Stop talking about getting better: My wife has a wonderful way of sending me a clear message. She says, "Just stop talking." Not easy for me, but likewise, there are those in our industry who like to talk about getting better at customer service. I have a message for you: Stop talking and start showing. Words mean nothing unless you follow them up with actions. Actions will win our customers back, and they will shout about it.

Alaska/Virgin/JetBlue: I was just wondering if the potential marriage between these three carriers would result in something a little different for our industry — an airline that offers a unique service that really is better and treats customers like they matter. Or will they fall into the same trap of reducing seat space, eliminating frequent-flyer perks, overbook flights and overall making us feel like crap? I just wonder.

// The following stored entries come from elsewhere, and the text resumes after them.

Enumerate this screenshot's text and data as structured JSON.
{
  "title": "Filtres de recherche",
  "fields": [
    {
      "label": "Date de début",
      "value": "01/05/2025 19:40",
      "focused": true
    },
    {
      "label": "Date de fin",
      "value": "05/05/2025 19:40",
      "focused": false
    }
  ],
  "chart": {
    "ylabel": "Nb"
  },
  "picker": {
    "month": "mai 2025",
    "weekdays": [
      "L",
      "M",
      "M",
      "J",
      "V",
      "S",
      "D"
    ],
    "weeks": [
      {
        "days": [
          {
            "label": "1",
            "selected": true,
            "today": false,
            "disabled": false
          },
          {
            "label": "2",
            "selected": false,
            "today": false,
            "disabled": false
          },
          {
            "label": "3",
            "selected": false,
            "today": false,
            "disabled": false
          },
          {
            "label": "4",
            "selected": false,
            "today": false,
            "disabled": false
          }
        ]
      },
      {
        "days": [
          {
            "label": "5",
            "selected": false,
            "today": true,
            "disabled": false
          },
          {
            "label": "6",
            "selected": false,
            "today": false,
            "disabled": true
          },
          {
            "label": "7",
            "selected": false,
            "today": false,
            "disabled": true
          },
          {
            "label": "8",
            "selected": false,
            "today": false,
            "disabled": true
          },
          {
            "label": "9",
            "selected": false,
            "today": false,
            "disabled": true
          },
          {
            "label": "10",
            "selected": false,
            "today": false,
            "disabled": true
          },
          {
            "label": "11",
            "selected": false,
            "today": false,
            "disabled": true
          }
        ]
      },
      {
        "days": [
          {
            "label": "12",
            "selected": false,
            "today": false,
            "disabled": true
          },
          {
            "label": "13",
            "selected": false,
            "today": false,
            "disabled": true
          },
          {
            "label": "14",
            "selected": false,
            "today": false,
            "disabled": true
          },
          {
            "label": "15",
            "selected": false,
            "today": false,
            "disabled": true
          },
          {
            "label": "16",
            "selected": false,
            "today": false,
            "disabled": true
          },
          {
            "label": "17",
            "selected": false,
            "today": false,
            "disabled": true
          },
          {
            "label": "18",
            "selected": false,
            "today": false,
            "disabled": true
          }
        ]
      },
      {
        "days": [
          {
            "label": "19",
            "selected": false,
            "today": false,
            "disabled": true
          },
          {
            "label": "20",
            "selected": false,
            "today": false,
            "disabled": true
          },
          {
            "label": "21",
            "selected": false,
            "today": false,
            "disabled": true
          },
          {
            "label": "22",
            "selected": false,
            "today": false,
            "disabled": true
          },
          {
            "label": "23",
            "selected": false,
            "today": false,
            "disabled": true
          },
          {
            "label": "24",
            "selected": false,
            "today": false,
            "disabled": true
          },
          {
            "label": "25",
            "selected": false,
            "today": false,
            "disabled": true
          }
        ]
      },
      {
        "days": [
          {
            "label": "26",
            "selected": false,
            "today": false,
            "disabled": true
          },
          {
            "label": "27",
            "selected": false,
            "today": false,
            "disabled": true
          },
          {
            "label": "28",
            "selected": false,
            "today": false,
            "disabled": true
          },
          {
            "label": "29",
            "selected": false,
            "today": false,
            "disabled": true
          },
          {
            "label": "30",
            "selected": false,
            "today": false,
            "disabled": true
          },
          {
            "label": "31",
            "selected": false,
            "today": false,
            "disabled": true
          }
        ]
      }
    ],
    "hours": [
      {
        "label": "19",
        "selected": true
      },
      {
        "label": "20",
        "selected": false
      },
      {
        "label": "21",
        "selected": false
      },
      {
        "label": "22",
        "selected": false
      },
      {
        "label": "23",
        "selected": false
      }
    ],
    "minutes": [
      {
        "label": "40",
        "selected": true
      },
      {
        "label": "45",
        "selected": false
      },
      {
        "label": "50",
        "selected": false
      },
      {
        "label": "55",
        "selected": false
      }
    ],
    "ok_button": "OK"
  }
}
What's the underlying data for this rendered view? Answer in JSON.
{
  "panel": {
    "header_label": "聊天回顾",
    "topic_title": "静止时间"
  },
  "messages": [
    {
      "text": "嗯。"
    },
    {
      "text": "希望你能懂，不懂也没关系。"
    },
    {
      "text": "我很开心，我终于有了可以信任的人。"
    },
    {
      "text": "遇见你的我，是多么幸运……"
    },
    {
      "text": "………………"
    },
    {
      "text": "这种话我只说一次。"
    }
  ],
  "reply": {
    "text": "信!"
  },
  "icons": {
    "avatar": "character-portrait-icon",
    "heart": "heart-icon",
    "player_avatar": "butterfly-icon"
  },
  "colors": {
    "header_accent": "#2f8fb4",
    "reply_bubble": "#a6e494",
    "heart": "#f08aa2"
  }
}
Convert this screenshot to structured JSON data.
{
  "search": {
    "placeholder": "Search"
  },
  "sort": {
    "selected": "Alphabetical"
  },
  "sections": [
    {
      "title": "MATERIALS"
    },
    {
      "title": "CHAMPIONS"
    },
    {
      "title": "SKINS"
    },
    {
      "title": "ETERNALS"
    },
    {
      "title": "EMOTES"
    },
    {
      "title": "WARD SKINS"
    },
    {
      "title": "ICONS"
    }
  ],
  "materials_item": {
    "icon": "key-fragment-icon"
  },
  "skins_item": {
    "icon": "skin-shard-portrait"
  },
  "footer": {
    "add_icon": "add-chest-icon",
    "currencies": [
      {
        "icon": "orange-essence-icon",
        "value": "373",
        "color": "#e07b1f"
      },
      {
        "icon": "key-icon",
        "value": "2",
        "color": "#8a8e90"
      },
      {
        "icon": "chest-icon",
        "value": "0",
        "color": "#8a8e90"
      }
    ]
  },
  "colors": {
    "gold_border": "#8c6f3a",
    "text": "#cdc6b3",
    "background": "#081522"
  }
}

Self-service is dead: The ideal that we can drive self-service to everything is, in fact, dead. Go ahead and argue with me, but follow me on this. The advancement of the global workplace is not built on self-service but on leveraging the abilities and talents of the global workforce to drive increased productivity for workers. If we keep asking them to do the grunt work, everything suffers: morale, productivity, growth, advancement, family and profitability.

The purpose of our conferences: There is a movement toward the redefinition of conferences and their goals and objectives. So why can't our industry try something new and different? For example, TED has taken the 10-, 15-, 20-minute message and honed them to a remarkable art. Imagine a conference driven not by advertising or selling or the 60- and 90-minute keynote speeches by politicians or actors, but 10-minute missives by crazy people like me who have skewed opinions of our future?

Have you heard this one? "My program books 90 percent of all travel through the online tool, so why would we need an audit? The tool is always correct." Can you imagine the look on my face when I heard this one and had to be gracious? What I wanted to say is, "You are nuts! The online tools actually make more errors than people! Yep, you heard it right. So go ahead and keep dreaming."

Airfares are less complex today: Not so much. Just last week it was determined that certain fares booked together vs. separately as one-way flights cost a lot more. We are always playing around with airfares and routes and looking at the best way to obtain the best airfare. But this does raise your costs with your travel management company because three one-way flights cost more than one three-legged trip in TMC fees. So what works for you?